The rates that Safaricom charges rivals for terminating calls on its network are to be controlled by the government in a bid to protect the small telecommunications firms.

Under new regulations that seek to bar dominant telcos from making profits from mobile termination rates (MTRs), Safaricom will charge fees to cover only the costs of interconnecting calls from its competitors.

The Kenya Information and Communication (Interconnection) Regulations 2022 set the stage for the Communications Authority of Kenya (CA) to control Safaricom’s rates of interconnecting calls from its rivals given that the telco controls more than 25 percent of mobile services revenues.

MTRs are the charges levied by a mobile service provider on other telecommunications service providers for terminating calls on its network.

A telco becomes dominant under the Kenya Information Communications Act, 1998 if it controls more than 25 percent of the industry revenues or has significant market power that places it at a vantage point against rivals.

But Safaricom’s name must be published in the Kenya Gazette to officially be declared the dominant telco to allow the State to control its MTRs.

Airtel and Telkom Kenya have been on a sustained push for lower MTRs, saying that the current rates continue to hurt their revenues and ability to compete with Safaricom.

“A dominant telecommunications licensee shall adopt the cost-based charges for interconnection as set out by the Authority from time to time,” say the new regulations.

“A dominant telecommunications service licensee shall set charges for interconnection based on an objective criterion, observe the principles of transparency and cost orientation.”

Telcos will be allowed to freely negotiate the MTR charges but the new regulations say that the CA will set lower rates if the dominant telcos fail to strike a deal with the smaller rivals.

Safaricom has surpassed the 25 percent share of revenues according to the latest industry data from the CA.

Telcos made Sh280.1 billion in revenues from the sector, with Safaricom taking 82.4 percent of the voice revenue, 78.4 percent of data, 83.8 percent of SMS and 97 percent of other mobile services.

The dominant telco will also be compelled to show proof that its MTRs are based on actual costs in the latest push to make it cheaper for Airtel and Telkom to terminate calls on Safaricom’s network.

The regulations come at a time Airtel and Telkom Kenya have been pushing the CA to lower the MTRs and also allow them to pay 50 percent less than Safaricom in a bid to protect their revenues.

Airtel disclosed that it pays Safaricom Sh300 million per month or Sh3.6 billion per annum in MTRs, highlighting the adverse effect of the high rates on their businesses.

The CA in December cut the rates from Sh0.99 to Sh0.12 per minute and said Airtel’s proposal would be reviewed in a cost evaluation later on.

The new MTR charges are yet to be effected after Safaricom appealed the tariff review.

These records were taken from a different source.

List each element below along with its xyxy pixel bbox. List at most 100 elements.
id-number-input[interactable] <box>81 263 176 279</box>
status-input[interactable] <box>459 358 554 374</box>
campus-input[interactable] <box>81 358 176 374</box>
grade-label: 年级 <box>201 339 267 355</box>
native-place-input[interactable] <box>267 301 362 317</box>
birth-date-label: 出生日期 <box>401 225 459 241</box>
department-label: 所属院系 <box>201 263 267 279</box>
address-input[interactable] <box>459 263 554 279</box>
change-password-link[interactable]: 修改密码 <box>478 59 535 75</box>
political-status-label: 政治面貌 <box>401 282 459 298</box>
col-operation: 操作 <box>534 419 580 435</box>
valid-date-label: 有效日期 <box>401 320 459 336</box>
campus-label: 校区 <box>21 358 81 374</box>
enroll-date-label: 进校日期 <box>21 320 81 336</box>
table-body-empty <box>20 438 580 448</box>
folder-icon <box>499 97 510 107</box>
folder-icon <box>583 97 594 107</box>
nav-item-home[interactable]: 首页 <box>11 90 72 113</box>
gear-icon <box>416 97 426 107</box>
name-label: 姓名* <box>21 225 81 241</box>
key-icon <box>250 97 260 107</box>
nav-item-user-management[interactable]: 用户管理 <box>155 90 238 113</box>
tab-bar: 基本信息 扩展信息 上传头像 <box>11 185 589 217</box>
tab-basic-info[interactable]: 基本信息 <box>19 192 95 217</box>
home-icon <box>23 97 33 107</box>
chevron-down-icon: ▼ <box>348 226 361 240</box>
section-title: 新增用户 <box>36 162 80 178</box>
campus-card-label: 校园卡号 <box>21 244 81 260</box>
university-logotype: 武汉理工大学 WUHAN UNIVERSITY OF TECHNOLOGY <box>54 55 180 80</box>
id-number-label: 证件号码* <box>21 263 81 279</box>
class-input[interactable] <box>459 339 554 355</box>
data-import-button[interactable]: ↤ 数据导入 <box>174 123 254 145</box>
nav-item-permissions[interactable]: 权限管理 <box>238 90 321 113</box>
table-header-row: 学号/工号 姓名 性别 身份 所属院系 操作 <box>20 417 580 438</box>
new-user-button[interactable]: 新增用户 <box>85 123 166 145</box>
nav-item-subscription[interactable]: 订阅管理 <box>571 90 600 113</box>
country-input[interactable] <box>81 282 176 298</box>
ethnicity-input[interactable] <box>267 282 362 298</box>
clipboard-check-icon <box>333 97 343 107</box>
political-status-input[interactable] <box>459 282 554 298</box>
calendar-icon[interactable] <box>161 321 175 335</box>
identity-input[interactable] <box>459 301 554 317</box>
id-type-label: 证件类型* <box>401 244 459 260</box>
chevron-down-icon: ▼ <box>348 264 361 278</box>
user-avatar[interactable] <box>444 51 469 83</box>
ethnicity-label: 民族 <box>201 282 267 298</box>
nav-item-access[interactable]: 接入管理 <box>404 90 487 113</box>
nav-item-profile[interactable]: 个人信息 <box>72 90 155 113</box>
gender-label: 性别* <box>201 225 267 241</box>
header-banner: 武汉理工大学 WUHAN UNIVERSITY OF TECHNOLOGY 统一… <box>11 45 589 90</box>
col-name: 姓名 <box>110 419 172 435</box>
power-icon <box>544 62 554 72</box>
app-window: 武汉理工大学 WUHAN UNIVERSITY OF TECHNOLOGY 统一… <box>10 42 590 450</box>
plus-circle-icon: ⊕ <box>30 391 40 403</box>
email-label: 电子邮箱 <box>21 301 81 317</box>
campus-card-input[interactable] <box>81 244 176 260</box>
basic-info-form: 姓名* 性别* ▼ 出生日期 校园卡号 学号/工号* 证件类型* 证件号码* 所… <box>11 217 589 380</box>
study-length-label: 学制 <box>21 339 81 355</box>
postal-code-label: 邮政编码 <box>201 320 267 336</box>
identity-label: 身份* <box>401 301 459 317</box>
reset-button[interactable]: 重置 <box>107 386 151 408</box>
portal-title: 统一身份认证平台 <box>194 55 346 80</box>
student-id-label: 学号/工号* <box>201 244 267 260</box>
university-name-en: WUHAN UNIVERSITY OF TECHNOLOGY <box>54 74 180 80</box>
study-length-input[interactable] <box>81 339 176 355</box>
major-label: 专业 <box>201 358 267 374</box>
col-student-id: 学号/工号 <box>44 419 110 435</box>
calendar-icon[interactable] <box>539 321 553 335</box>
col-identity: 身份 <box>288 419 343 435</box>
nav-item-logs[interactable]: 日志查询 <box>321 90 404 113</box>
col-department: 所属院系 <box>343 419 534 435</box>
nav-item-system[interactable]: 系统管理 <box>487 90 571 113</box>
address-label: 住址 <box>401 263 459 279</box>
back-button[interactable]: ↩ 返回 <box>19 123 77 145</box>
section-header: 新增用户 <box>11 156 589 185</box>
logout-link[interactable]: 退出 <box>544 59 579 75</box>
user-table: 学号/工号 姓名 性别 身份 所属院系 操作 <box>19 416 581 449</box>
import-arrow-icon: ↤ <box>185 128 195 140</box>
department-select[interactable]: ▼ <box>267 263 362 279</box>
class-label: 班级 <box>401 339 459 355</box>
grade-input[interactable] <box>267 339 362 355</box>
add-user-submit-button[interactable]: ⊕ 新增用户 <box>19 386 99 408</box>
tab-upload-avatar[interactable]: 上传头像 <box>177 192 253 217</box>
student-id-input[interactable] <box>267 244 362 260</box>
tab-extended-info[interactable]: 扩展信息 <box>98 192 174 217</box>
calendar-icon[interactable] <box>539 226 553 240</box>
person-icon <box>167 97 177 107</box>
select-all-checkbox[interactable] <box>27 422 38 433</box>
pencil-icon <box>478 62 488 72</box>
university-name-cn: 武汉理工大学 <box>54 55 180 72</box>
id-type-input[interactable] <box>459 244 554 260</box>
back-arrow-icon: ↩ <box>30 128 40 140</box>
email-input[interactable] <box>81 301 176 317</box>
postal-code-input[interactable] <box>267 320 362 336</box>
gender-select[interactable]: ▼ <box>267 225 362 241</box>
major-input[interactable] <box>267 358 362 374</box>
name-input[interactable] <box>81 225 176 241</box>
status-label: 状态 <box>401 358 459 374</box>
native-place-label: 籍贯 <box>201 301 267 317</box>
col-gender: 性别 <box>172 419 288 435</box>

Hearing of the case was set for last month. The proposed MTR pricing regulations look set to trigger opposition from Safaricom given that the telco has in the past opposed attempts by Airtel for a change in how the rates are charged.

Safaricom recently said that further reduction of the MTR charges would negatively impact its revenues and profitability. But the CA rejected the telco’s argument, saying it had enough buffers to absorb the revenue losses due to market dominance.

A smaller telco tends to pay more in mobile termination rates because its users are likely to spend more time on other networks than its own.

Airtel has also accused Safaricom of cutting prices below those of competitors and below actual costs of services, making it hard for the smaller telcos to operate profitably.

Airtel and Telkom Kenya say that the current mobile termination rates have made it difficult for them to compete against Safaricom.

The CA has in the past said that lower MTR will have a positive impact on both consumers and operators, with the ultimate goal of lowering the cost of making calls across networks.

Airtel unsuccessfully sought to have the CA review the charges structure to allow the small telcos to pay 50 percent less than Safaricom.

Kenya’s proposal mirrors the case in Europe where the small players or new entrants enjoy lower MTR rates for up to four years, which is considered long enough to attain a market share of between 15-20 percent that is considered the minimum efficient scale.

Many countries employ the charges structure referred to as asymmetrical model to assist new entrants to compete against the established or dominant players in the telecommunications industry.